При всей той заслуженной критике, которая высказана в адрес «вокально-инструментального ансамбля» как формулы компромисса между новой музыкальной культурой и советскими идеологическими клише, надо признать, что этот компромисс оказался достаточно эффективным: прежде всего, он обеспечил не только саму по себе пролиферацию движения, что уже немало, но и достижение его главной цели – реальный, пусть и ограниченный, перенос заимствований на отечественную сцену, более того – их превращение в своего рода перформативный канон, разделяемый не только «истинно верующими» участниками движения, как десятилетием раньше, но и музыкантами с основательной академической выучкой[43]. В результате на отечественной эстраде произошла смена поколений, которая была хорошо заметна даже не очень внимательному наблюдателю[44]. Кризис, как это часто бывает, подкрался незаметно и совсем не с той стороны, откуда его ждали: в результате процессов, которые называют «глобализация», существенно изменился сценарий профессиональной карьеры. Если прежде, в 50-е годы и ранее, карьера музыканта или даже артиста вообще складывалась почти исключительно благодаря выступлениям на родине, в то время как зарубежные гастроли оставались «бонусом», который подтверждает и даже как бы объективирует достигнутый профессиональный статус, но не влияет на него сколько-нибудь заметно, то теперь, к середине 70-х, зарубежные гастроли, то есть признание в метрополиях новой музыкальной культуры и, так сказать, международная конвертация статуса[45], наоборот, стали условием sine qua non успешной карьеры, тогда как «невыездной» музыкант сделался фигурой, поддержка которой заведомо лишена смысла. Между тем, как известно, для советских граждан выезд за границу, в особенности туда, где реально складывалась профессиональная репутация артиста, то есть происходило его социальное признание, не был предметом свободного личного выбора, право на такой выезд надо было заслужить[46]. Более того, это была редкая и весьма ценная привилегия, которой не мог обладать «кто попало»: музыканту без родословной и связей, пусть даже сколько угодно талантливому, или тем более всякого рода богеме на такое право рассчитывать не приходилось. Вот почему самые честолюбивые и радикально настроенные представители движения начали «уезжать», как тогда говорили, используя главным образом право на эмиграцию в порядке воссоединения семей[47], которое в это самое время было предоставлено советским евреям.

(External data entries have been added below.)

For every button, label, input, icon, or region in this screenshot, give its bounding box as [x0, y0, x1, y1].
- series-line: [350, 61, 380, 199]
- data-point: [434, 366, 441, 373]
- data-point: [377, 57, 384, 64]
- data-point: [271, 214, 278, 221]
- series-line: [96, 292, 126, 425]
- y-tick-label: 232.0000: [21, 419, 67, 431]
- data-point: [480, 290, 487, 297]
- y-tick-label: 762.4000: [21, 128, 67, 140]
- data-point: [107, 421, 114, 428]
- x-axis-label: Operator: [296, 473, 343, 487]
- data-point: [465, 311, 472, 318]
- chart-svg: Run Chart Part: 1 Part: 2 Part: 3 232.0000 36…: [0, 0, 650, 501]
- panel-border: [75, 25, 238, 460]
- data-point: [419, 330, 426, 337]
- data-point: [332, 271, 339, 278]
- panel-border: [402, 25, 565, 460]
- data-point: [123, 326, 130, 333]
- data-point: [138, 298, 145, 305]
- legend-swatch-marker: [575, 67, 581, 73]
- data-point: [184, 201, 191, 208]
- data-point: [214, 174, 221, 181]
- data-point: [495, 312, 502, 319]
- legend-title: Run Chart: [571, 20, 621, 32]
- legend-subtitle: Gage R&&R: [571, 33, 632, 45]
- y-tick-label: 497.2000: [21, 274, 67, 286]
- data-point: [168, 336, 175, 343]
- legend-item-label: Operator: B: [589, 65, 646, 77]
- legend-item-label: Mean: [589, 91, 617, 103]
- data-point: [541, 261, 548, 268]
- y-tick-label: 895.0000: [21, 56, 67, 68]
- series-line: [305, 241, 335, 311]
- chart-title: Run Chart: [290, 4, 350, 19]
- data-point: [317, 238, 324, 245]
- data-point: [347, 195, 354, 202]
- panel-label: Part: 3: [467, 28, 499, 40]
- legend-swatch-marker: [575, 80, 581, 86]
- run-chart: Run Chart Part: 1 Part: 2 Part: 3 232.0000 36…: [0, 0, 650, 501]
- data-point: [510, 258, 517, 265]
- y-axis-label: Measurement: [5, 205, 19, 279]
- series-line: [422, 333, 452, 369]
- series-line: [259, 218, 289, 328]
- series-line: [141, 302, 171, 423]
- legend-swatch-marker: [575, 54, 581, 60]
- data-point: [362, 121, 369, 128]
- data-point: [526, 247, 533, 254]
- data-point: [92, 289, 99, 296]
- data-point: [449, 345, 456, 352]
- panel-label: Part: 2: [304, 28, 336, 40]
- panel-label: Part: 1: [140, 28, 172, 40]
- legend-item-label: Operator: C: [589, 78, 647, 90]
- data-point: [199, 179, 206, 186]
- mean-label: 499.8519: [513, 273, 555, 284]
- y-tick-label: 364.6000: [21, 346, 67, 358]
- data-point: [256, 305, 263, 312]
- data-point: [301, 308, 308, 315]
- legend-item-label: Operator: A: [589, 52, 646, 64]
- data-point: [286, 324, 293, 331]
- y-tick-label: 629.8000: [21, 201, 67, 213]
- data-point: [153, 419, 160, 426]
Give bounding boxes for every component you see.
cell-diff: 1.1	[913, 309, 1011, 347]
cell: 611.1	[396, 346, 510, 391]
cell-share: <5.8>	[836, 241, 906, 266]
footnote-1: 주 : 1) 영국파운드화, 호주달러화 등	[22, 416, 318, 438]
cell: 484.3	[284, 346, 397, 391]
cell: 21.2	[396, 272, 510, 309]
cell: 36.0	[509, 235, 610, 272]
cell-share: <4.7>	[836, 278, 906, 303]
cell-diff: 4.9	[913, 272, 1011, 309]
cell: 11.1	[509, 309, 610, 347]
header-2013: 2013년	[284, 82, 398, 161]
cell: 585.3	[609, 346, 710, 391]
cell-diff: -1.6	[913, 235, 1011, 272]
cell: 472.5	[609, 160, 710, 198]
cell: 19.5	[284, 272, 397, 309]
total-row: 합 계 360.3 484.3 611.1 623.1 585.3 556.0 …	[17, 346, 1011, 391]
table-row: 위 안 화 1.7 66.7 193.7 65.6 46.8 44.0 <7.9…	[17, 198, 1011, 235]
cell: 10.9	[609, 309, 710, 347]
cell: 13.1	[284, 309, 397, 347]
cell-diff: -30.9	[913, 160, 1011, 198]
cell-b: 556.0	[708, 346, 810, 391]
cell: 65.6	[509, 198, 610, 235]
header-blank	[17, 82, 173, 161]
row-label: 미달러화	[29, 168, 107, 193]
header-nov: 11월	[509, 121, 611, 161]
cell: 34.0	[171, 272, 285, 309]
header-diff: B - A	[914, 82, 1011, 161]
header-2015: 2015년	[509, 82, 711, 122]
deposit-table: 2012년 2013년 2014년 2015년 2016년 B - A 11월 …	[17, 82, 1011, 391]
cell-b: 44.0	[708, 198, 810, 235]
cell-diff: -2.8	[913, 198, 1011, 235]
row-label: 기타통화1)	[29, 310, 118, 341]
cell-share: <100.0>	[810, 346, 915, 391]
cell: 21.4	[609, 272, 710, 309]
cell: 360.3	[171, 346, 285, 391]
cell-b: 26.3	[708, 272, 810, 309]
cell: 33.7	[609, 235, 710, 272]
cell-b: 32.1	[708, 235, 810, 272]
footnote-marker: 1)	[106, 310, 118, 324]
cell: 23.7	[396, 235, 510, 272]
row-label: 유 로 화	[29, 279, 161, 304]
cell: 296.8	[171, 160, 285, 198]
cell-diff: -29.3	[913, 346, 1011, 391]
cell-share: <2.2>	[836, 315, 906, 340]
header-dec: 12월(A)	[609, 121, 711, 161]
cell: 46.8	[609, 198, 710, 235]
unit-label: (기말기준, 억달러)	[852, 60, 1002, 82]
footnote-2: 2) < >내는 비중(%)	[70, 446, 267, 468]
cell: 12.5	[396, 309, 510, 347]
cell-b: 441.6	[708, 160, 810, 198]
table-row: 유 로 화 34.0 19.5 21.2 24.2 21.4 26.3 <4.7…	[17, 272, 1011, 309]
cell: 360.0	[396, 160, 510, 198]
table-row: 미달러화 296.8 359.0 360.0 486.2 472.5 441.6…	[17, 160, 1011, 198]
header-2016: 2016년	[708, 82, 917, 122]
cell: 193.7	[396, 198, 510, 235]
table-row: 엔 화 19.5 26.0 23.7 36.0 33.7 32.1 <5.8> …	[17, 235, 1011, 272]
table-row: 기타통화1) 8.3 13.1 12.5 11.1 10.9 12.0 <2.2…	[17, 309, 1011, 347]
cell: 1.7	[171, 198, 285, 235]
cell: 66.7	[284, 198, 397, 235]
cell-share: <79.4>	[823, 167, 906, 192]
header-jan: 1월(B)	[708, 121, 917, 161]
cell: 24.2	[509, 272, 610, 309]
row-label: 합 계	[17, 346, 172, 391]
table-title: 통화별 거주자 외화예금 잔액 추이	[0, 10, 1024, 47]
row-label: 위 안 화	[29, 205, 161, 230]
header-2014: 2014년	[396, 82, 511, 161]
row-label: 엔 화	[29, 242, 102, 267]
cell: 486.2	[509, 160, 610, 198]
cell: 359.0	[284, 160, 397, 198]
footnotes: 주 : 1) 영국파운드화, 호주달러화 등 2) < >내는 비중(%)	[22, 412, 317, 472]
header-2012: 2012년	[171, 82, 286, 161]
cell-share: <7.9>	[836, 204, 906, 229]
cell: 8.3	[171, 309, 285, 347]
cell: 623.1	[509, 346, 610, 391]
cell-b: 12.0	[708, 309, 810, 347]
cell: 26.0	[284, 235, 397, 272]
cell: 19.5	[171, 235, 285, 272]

На самом деле, конечно, тут следовало бы вернуться к событиям так называемой Пражской весны, то есть попыткам экономических и политических реформ в странах «соцлагеря», а также их насильственному пресечению в августе 1968 года: какими бы уважительными ни были причины действий советского руководства, на практике они означали (и постепенно это стало очевидно), что отныне и впредь компромиссы между «ортодоксами» во власти и «диссидентами» от идеологии, экономики или, как в данном случае, культуры недопустимы; в таком контексте право на эмиграцию, которое получили некоторые группы населения (евреи, армяне, немцы), свидетельствовало не столько о либерализации «режима», сколько о его стремлении выполнить «большую зачистку» общества, не прибегая к открытым и массовым политическими репрессиям[48]. Такая «нормализация» общества достигалась разными средствами: кого-то отправили в «дурку» или «на зону», тех, кому было куда, вынудили уехать, для остающихся же учредили достаточно жесткие формы надзора и контроля, вследствие чего былые «теневые» стратегии достижения и поддержания компромисса, а вместе с ними кастинга, продвижения или финансовой поддержки инакомыслящих (в том числе музыкантов) оказались востребованы в гораздо большей степени, нежели прежде. Если в 60-е годы отечественные рок-группы, как правило, устраивались в «дырах» законодательства, регулирующего подобного рода деятельность, благо их хватало[49], то теперь они вынуждены были обращаться за регистрацией в госорганы, согласовывать с ними репертуар, «литовать» тексты песен, наконец, жить на зарплату, для начисления которой, собственно, и был придуман термин «вокально-инструментальный ансамбль»; справедливости ради надо отметить, что взамен была предложена внятная и унифицированная процедура исполнения всех этих требований, типовые социальные гарантии, а также некоторое приподнятие «железного занавеса», хорошо заметное даже рядовым потребителям записей. Как это часто бывает, однако, когда законодатель вступает в конфликт с достаточно обширным и социально активным контингентом, попытка навести порядок на отечественной эстраде обернулась своей противоположностью: «неправильные» индивиды или образцы поведения, понятия и ценности не исчезли, а послужили основанием для возникновения «черного рынка» кадров, товаров и услуг[50], то есть формирования структур, так сказать, параллельных государственной власти.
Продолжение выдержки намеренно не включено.